Du col de Portet, le Pichaley apparaît au loin avec sa forme pyramidale caractéristique qui se redresse sur la fin. Une piste étroite descend dans le large vallon de Montarrouyes qu’il faut remonter longuement jusqu’en haut du dernier téléski. Les traces de montée passent par la crête S où les conversions s’enchaînent jusqu’au sommet. Large vue sur le massif du Néouvielle tandis que les sommets du fond de la vallée d’Aure sont un peu à contrejour. Parfois, j’ai presque l’impression que certains sommets comme le Mont Perdu n’existent plus en hiver (accès, longueur, hostilité etc…) mais pourtant, il est bel et bien là, dépassant au loin.
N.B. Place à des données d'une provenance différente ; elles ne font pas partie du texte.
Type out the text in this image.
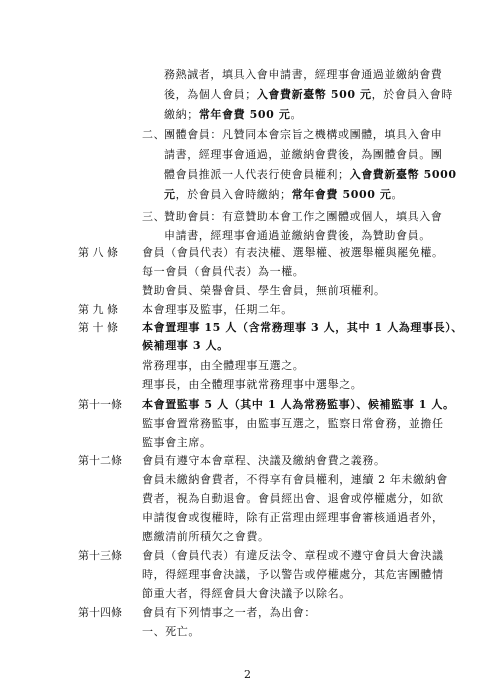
務熱誠者，填具入會申請書，經理事會通過並繳納會費
後，為個人會員；入會費新臺幣 500 元，於會員入會時
繳納；常年會費 500 元。
二、
團體會員：凡贊同本會宗旨之機構或團體，填具入會申
請書，經理事會通過，並繳納會費後，為團體會員。團
體會員推派一人代表行使會員權利；入會費新臺幣 5000
元，於會員入會時繳納；常年會費 5000 元。
三、
贊助會員：有意贊助本會工作之團體或個人，填具入會
申請書，經理事會通過並繳納會費後，為贊助會員。
第 八 條 會員（會員代表）有表決權、選舉權、被選舉權與罷免權。
每一會員（會員代表）為一權。
贊助會員、榮譽會員、學生會員，無前項權利。
第 九 條 本會理事及監事，任期二年。
第 十 條 本會置理事 15 人（含常務理事 3 人，其中 1 人為理事長）、
候補理事 3 人。
常務理事，由全體理事互選之。
理事長，由全體理事就常務理事中選舉之。
第十一條 本會置監事 5 人（其中 1 人為常務監事）、候補監事 1 人。
監事會置常務監事，由監事互選之，監察日常會務，並擔任
監事會主席。
第十二條 會員有遵守本會章程、決議及繳納會費之義務。
會員未繳納會費者，不得享有會員權利，連續 2 年未繳納會
費者，視為自動退會。會員經出會、退會或停權處分，如欲
申請復會或復權時，除有正當理由經理事會審核通過者外，
應繳清前所積欠之會費。
第十三條 會員（會員代表）有違反法令、章程或不遵守會員大會決議
時，得經理事會決議，予以警告或停權處分，其危害團體情
節重大者，得經會員大會決議予以除名。
第十四條 會員有下列情事之一者，為出會：
一、死亡。
2
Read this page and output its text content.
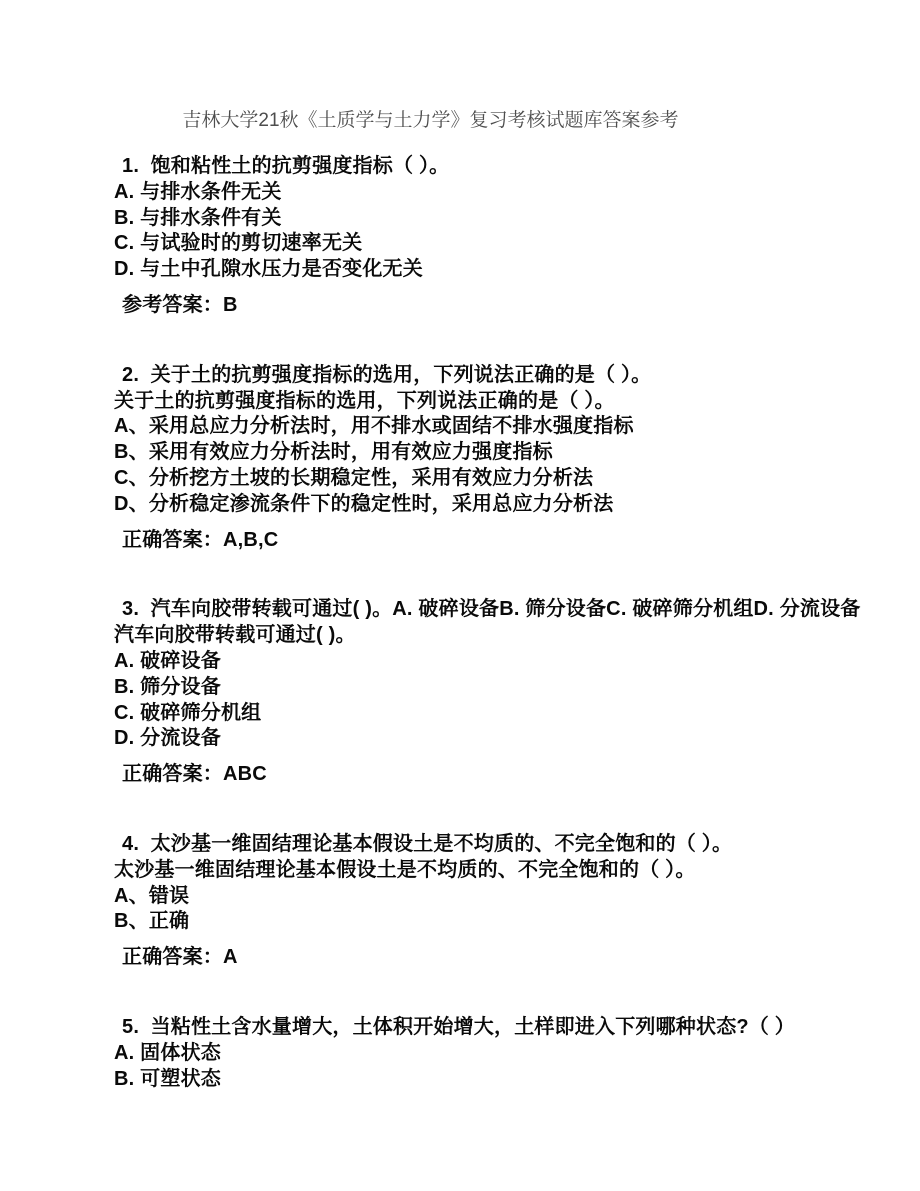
吉林大学21秋《土质学与土力学》复习考核试题库答案参考
1.  饱和粘性土的抗剪强度指标（ ）。
A. 与排水条件无关
B. 与排水条件有关
C. 与试验时的剪切速率无关
D. 与土中孔隙水压力是否变化无关
参考答案：B
2.  关于土的抗剪强度指标的选用，下列说法正确的是（ ）。
关于土的抗剪强度指标的选用，下列说法正确的是（ ）。
A、采用总应力分析法时，用不排水或固结不排水强度指标
B、采用有效应力分析法时，用有效应力强度指标
C、分析挖方土坡的长期稳定性，采用有效应力分析法
D、分析稳定渗流条件下的稳定性时，采用总应力分析法
正确答案：A,B,C
3.  汽车向胶带转载可通过( )。A. 破碎设备B. 筛分设备C. 破碎筛分机组D. 分流设备
汽车向胶带转载可通过( )。
A. 破碎设备
B. 筛分设备
C. 破碎筛分机组
D. 分流设备
正确答案：ABC
4.  太沙基一维固结理论基本假设土是不均质的、不完全饱和的（ ）。
太沙基一维固结理论基本假设土是不均质的、不完全饱和的（ ）。
A、错误
B、正确
正确答案：A
5.  当粘性土含水量增大，土体积开始增大，土样即进入下列哪种状态?（ ）
A. 固体状态
B. 可塑状态
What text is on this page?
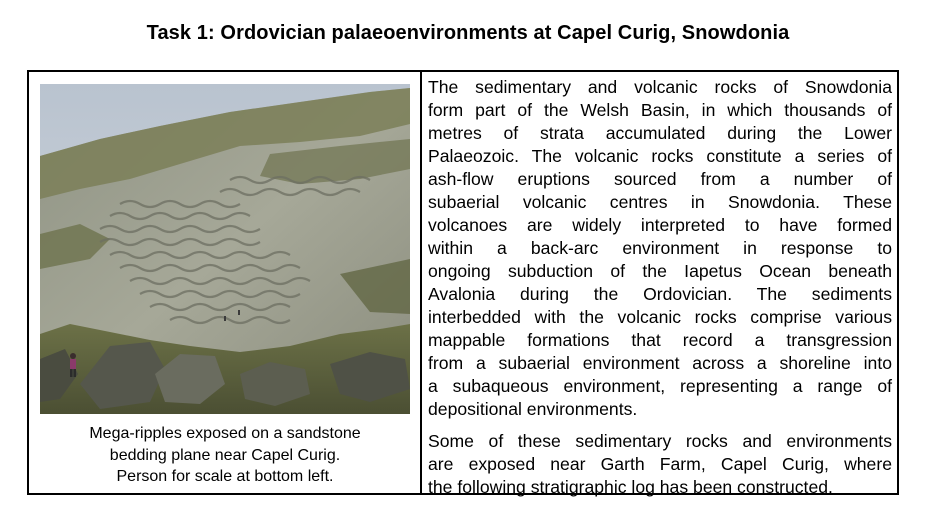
Task 1: Ordovician palaeoenvironments at Capel Curig, Snowdonia
Mega-ripples exposed on a sandstone
bedding plane near Capel Curig.
Person for scale at bottom left.
The sedimentary and volcanic rocks of Snowdonia
form part of the Welsh Basin, in which thousands of
metres of strata accumulated during the Lower
Palaeozoic. The volcanic rocks constitute a series of
ash-flow eruptions sourced from a number of
subaerial volcanic centres in Snowdonia. These
volcanoes are widely interpreted to have formed
within a back-arc environment in response to
ongoing subduction of the Iapetus Ocean beneath
Avalonia during the Ordovician. The sediments
interbedded with the volcanic rocks comprise various
mappable formations that record a transgression
from a subaerial environment across a shoreline into
a subaqueous environment, representing a range of
depositional environments.
Some of these sedimentary rocks and environments
are exposed near Garth Farm, Capel Curig, where
the following stratigraphic log has been constructed.
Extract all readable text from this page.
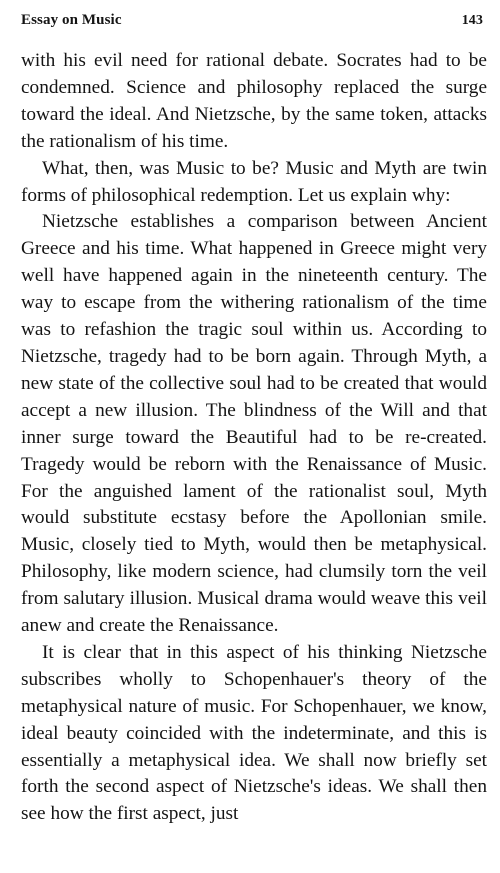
Essay on Music	143

with his evil need for rational debate. Socrates had to be condemned. Science and philosophy replaced the surge toward the ideal. And Nietzsche, by the same token, attacks the rationalism of his time.

What, then, was Music to be? Music and Myth are twin forms of philosophical redemption. Let us explain why:

Nietzsche establishes a comparison between Ancient Greece and his time. What happened in Greece might very well have happened again in the nineteenth century. The way to escape from the withering rationalism of the time was to refashion the tragic soul within us. According to Nietzsche, tragedy had to be born again. Through Myth, a new state of the collective soul had to be created that would accept a new illusion. The blindness of the Will and that inner surge toward the Beautiful had to be re-created. Tragedy would be reborn with the Renaissance of Music. For the anguished lament of the rationalist soul, Myth would substitute ecstasy before the Apollonian smile. Music, closely tied to Myth, would then be metaphysical. Philosophy, like modern science, had clumsily torn the veil from salutary illusion. Musical drama would weave this veil anew and create the Renaissance.

It is clear that in this aspect of his thinking Nietzsche subscribes wholly to Schopenhauer's theory of the metaphysical nature of music. For Schopenhauer, we know, ideal beauty coincided with the indeterminate, and this is essentially a metaphysical idea. We shall now briefly set forth the second aspect of Nietzsche's ideas. We shall then see how the first aspect, just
Enfin, quelle allure de l’Arbizon ! Il va vraiment falloir y aller à ski !
Neige de printemps pour la descente : le début est un peu raide puis ça descend sans faire un virage jusqu’au versant O du col de Portet. Court repeautage pour revenir au col puis descendre dans le frigo d’Espiaube par le même itinéraire qu’à l’aller. L’itinéraire ne fait pas rêver à cause des pistes mais ne fut pas désagréable en raison de la faible fréquentation durant cette journée.